No soy muy dado a los viajes. De hecho, ni tengo espíritu aventurero. Antes de salir a un viaje, siempre me duele el estómago y hasta me da incluso pereza empezarlo sabiendo lo que me espera. Ahora bien, una vez ya en marcha, tengo la ilusión de un niño. Pero, por lo general, la aventura no es lo mío.
Ahora bien, en el aula ya es otra cosa. Soy de los que se lían la manta a la cabeza y siguen el instinto de una idea, de una inspiración para una actividad de aprendizaje diferente y que genere motivación entre los alumnos. No me importa meterme en “fregaos”, aventuras didácticas y otras acciones educativas.
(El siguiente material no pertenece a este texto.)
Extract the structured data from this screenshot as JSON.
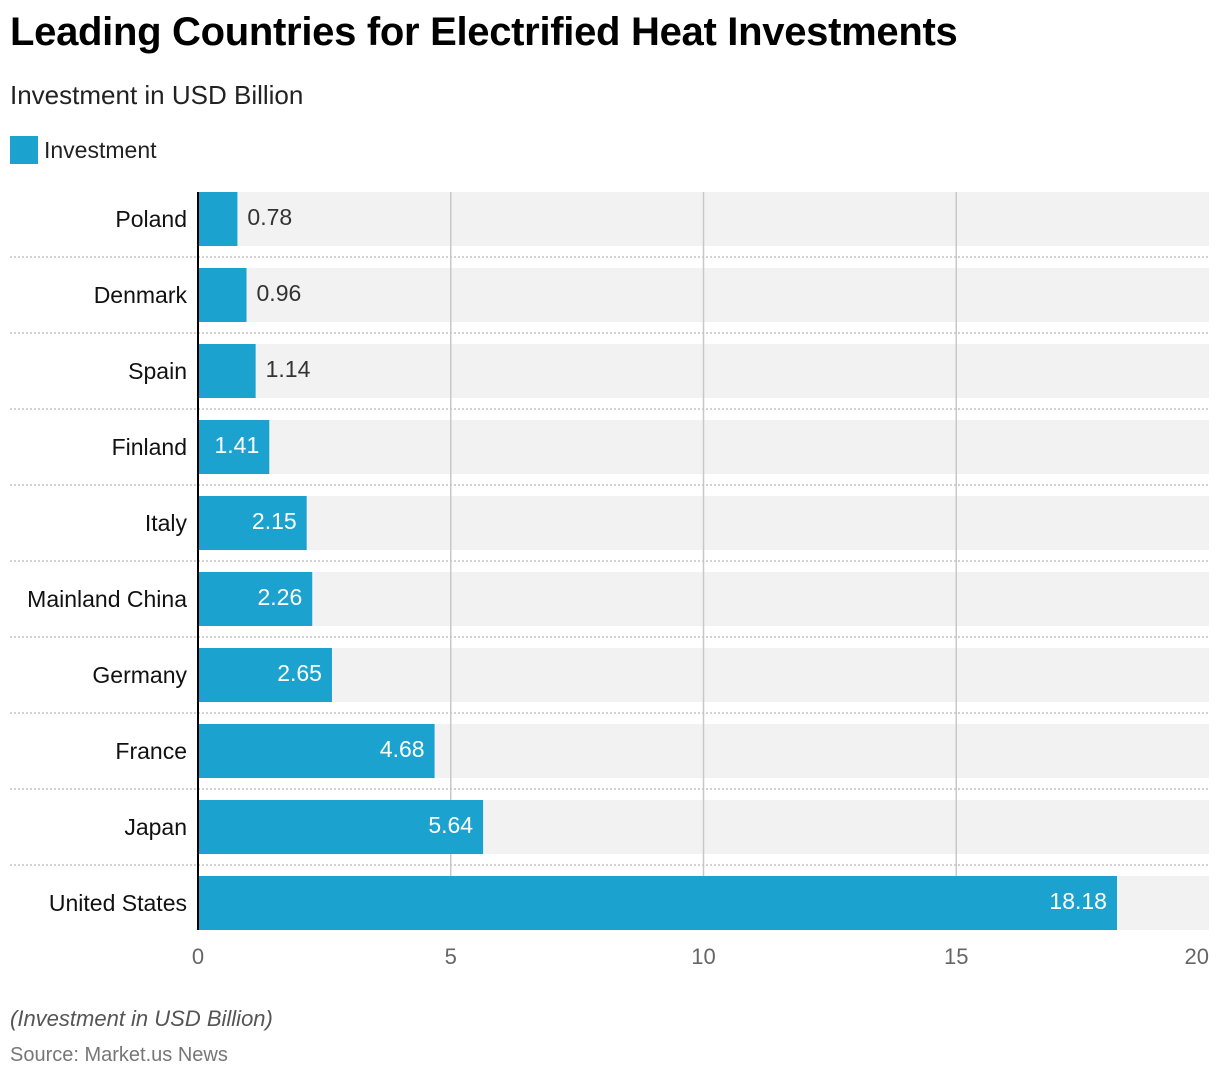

Si sirven para despertar a los alumnos el monstruo del aprendizaje, ya estaré satisfecho.
Aunque no todo acaba en la acción educativa. Por eso, en cada viaje-aprendizaje llevo una libreta a modo de diario para comentar las experiencias, valorarlas y, por supuesto, mejorarlas después de llevarla a cabo, ya sea con éxito o no. Porque, en este sentido, mi viaje-aprendizaje más impactante empezó hace más de 10 años y aún no he vuelto a casa. Creo que todos estos años he recorrido uno y otro confín de mi mismo para conocerme como docente. Y mucho me temo que me queda mucho por recorrer, por (re)descubrir, equivocarme, mejorar y compartir con otras personas.
Así pues, mi mejor viaje-aprendizaje aún no ha acabado. Y no tengo ninguna intención de deshacer la maleta y mucho menos de volver a casa.